As one example, Zuckerberg pointed out that it should be easier for video creators with large audiences to engage across both apps more easily. Plus, he wanted to combine the voice and video calling networks across WhatsApp, Messenger, and Instagram to become a single network. (Meta eventually introduced cross-platform messaging in 2020, before rolling it back years later.)
Family of apps strategy versus a spin-out

Notably, Zuckerberg also called out the difficulties of building new products and services within Instagram and WhatsApp because of “their founder leadership.”
He lamented that management couldn’t openly discuss its concerns about Instagram in particular, as it might demoralize the team and prevent the company from retaining Instagram co-founders Kevin Systrom and Mike Krieger.
He also pushed for the company to rethink its branding of products, so that Facebook’s brand remained front and center.
“When you open those apps, it would say ‘Instagram by Facebook’ and ‘WhatsApp by Facebook,’” Zuckerberg proposed in his email. “We may even need to put Facebook branding in the chrome of those apps where the app names and logos are today to cement this relationship in people’s minds.”

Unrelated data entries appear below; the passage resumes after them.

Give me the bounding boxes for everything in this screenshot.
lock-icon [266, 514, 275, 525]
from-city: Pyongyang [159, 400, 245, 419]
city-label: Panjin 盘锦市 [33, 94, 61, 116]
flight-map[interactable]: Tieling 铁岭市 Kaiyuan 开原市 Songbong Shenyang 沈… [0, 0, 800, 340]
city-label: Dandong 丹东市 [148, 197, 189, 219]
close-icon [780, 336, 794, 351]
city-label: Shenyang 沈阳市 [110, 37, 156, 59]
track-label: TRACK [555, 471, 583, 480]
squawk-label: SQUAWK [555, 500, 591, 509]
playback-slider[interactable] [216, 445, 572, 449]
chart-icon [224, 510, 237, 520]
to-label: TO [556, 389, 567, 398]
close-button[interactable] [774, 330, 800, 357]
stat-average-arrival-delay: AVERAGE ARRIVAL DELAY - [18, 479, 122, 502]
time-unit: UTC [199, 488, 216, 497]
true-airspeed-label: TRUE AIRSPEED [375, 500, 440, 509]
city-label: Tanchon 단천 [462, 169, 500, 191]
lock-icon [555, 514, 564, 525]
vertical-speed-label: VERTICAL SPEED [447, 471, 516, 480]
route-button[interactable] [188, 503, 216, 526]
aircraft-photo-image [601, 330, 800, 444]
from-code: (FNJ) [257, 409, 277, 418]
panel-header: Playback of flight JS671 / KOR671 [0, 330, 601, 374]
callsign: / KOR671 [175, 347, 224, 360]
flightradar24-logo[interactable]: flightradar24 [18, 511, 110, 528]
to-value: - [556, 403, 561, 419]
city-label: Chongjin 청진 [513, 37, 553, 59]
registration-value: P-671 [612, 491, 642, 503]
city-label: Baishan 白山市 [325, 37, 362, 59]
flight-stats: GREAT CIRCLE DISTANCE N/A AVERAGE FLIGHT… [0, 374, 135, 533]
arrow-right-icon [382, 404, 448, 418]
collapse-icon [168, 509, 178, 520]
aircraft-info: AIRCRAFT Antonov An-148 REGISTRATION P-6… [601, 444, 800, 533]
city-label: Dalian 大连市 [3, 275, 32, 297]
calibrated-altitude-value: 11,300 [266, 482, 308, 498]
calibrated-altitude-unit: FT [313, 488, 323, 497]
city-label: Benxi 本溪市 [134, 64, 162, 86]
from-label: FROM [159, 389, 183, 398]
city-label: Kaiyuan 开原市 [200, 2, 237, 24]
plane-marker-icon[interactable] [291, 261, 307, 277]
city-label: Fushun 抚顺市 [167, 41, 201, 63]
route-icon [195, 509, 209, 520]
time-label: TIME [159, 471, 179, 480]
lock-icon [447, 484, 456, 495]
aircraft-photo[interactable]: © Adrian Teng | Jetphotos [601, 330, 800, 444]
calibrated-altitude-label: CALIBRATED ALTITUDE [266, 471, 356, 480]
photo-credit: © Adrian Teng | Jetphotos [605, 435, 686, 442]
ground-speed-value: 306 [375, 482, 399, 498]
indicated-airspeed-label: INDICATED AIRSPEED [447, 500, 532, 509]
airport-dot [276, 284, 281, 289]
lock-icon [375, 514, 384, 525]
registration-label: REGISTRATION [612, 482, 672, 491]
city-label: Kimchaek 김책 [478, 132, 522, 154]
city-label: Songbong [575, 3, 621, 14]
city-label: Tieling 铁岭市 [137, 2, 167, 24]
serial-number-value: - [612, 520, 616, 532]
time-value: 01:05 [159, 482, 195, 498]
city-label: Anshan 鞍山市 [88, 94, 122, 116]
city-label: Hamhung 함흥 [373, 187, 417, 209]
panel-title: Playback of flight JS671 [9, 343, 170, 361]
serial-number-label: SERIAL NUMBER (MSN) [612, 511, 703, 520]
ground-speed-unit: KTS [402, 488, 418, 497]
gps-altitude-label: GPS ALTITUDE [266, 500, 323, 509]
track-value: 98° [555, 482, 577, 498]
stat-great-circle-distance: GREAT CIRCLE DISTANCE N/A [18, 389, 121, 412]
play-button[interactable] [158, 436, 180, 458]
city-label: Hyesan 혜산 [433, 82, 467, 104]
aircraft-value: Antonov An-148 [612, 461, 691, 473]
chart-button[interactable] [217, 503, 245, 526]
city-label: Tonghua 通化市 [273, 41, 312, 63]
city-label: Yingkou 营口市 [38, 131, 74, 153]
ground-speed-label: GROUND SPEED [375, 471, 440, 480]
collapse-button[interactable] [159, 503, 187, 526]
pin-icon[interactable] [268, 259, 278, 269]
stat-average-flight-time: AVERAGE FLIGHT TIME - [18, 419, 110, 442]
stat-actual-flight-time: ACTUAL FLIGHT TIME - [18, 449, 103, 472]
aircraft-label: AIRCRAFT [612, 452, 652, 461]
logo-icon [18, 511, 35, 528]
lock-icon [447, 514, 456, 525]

Zuckerberg pushed for Meta to rethink its branding so that Facebook remained front and center.
In 2021, Facebook instead rebranded as Meta, whose logo now appears across all the company’s apps.
If the FTC wins its case, Meta may have to spin out Instagram and WhatsApp as separate businesses. Ironically, that’s something Zuckerberg himself suggested in his 2018 email as an alternative strategy — and possibly the “only structure” to accomplish the company’s goals. Spinning out Instagram could preserve Facebook’s growth, focus Meta’s teams, and allow the company to retain Systrom, wrote Zuckerberg. (Instagram’s founders left later that same year, in September 2018.)
Ultimately, Meta chose not to spin out its acquisitions. But Zuckerberg had warned the other execs in the email that there’s a “non-trivial chance” that Meta could be forced to spin out Instagram and WhatsApp in the next 5 to 10 years, making all its work building a family of apps “something we don’t get to keep.”
If the FTC succeeds in court, Zuckerberg will be proven right.
Meta downplayed the magnitude of these emails in a statement shared with TechCrunch.
“Out-of-context and years-old documents about acquisitions that were reviewed by the FTC more than a decade ago will not obscure the realities of the competition we face or overcome the FTC’s weak case,” a Meta spokesperson said.